Lait: Bruxelles rejette un abaissement des quotas

BRUXELLES – La Commission européenne, qui présentait mercredi son rapport sur la situation du secteur laitier, a refusé d’abaisser les quotas laitiers, comme le réclament nombre de producteurs face à l’effondrement des prix des produits laitiers ces derniers mois.

La France et l’Allemagne, qui jugent que les réponses proposées par Bruxelles pour soulager le marché laitier ne sont « pas à la hauteur », comptent présenter des « propositions complémentaires » en septembre.

« Comme l’a clairement fait savoir le Conseil européen, nous ne reviendrons pas sur la suppression des quotas, qui se fera de façon progressive et en douceur », a déclaré mercredi la commissaire européenne chargée de l’agriculture Mariann Fischer Boel.

« Une remise en cause de cette décision ne ferait qu’engendrer de l’incertitude et n’aurait de toute façon aucun effet correcteur sur la situation actuelle », a-t-elle expliqué. Mais « nous continuerons de recourir à toutes les mesures dont nous disposons pour stabiliser le marché », a-t-elle promis.

Nombre de producteurs réclamaient davantage d’aide publique et une réduction des quotas pour soulager le marché face à la baisse de 50% des prix du lait au cours de l’année écoulée. Quelque 400 producteurs et leurs tracteurs devaient rallier le siège de la Commission un peu plus tard dans la journée pour protester contre le refus de l’UE de revenir sur la suppression des quotas.
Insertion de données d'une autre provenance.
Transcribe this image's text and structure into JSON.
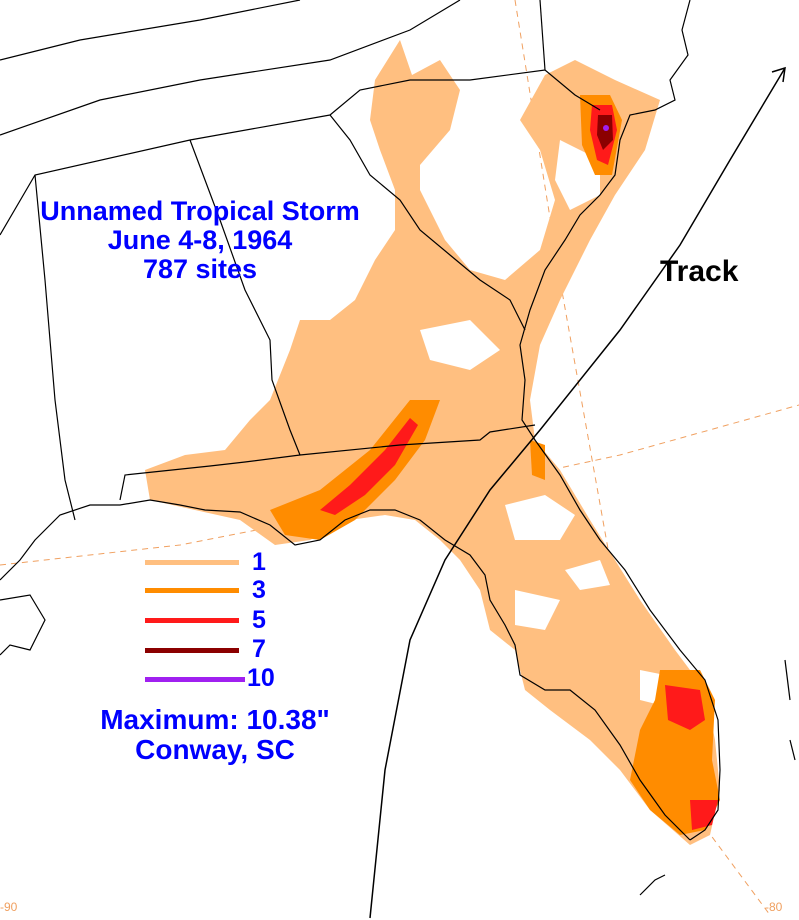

Parmi les instruments disponibles pour stabiliser le marché et soulager les producteurs, Bruxelles veut continuer l’aide au stockage privé, le régime ouvert début janvier étant prolongé jusqu’à la fin février 2010. A ce jour, 113.500 tonnes de beurre ont été stockées, selon Bruxelles.

La Commission propose également de proroger jusqu’au 28 février 2010 les achats d’intervention, qui ont commencé le 1er mars pour le beurre et le lait écrémé en poudre. Déjà 81.900 tonnes de beurre et 231.000 tonnes de lait écrémé en poudre ont été achetées, selon le communiqué.
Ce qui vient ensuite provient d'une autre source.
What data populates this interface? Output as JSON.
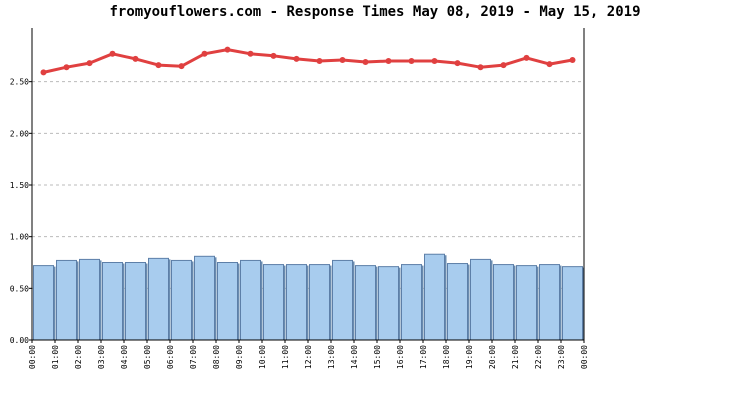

La Commission veut également continuer d’accorder des restitutions à l’exportation « aussi longtemps que nécessaire » et « autorisera le versement des paiements directs aux producteurs à un stade précoce ». Parmi les autres mesures possibles, Bruxelles cite également « la réaffectation des contributions perçues en cas de dépassement de leurs quotas par les producteurs au financement de l’abandon volontaire de la production de lait, ainsi que l’extension aux exploitants du cadre temporaire pour les aides d’Etat ». D’après Mariann Fisher Boel, l’Union européenne a dépensé environ 600 millions d’euros pour les mesures d’aide au secteur.

Les ministres de l’Agriculture des Vingt-Sept vont tenter de se mettre d’accord sur les propositions en septembre. Mais déjà Paris et Berlin veulent présenter « des propositions complémentaires dans le courant du mois de septembre ».

Dans un communiqué conjoint diffusé par le ministère français, la France et l’Allemagne notent que le rapport de la Commission propose certes des « des réponses d’urgence utiles, comme le relèvement du plafond ‘de minimis’ pour les aides nationales, ainsi que l’augmentation des moyens alloués à la promotion des produits laitiers ». D’accord sur le constat avec la Commission, Paris et Berlin « estiment que les réponses proposées ne sont pas à la hauteur des défis de ce secteur ».

« Dans l’immédiat », les deux pays « demandent donc l’augmentation des restitutions à l’exportation », précise le communiqué. « Elles souhaitent également l’examen de la possibilité d’augmenter le prix d’intervention de manière transitoire, ainsi que de l’opportunité d’un gel, au niveau communautaire, de l’augmentation des quotas de 1% en 2010 ».

Paris et Berlin demandent aussi « la pleine utilisation et l’amélioration de toutes les mesures pour stabiliser les marchés », « une organisation économique du secteur laitier afin de garantir un revenu stable et décent aux producteurs », « une amélioration de la compétitivité de la filière par des mesures d’innovation, de recherche et d’investissement » et « un renforcement de la transparence et de l’information des consommateurs ».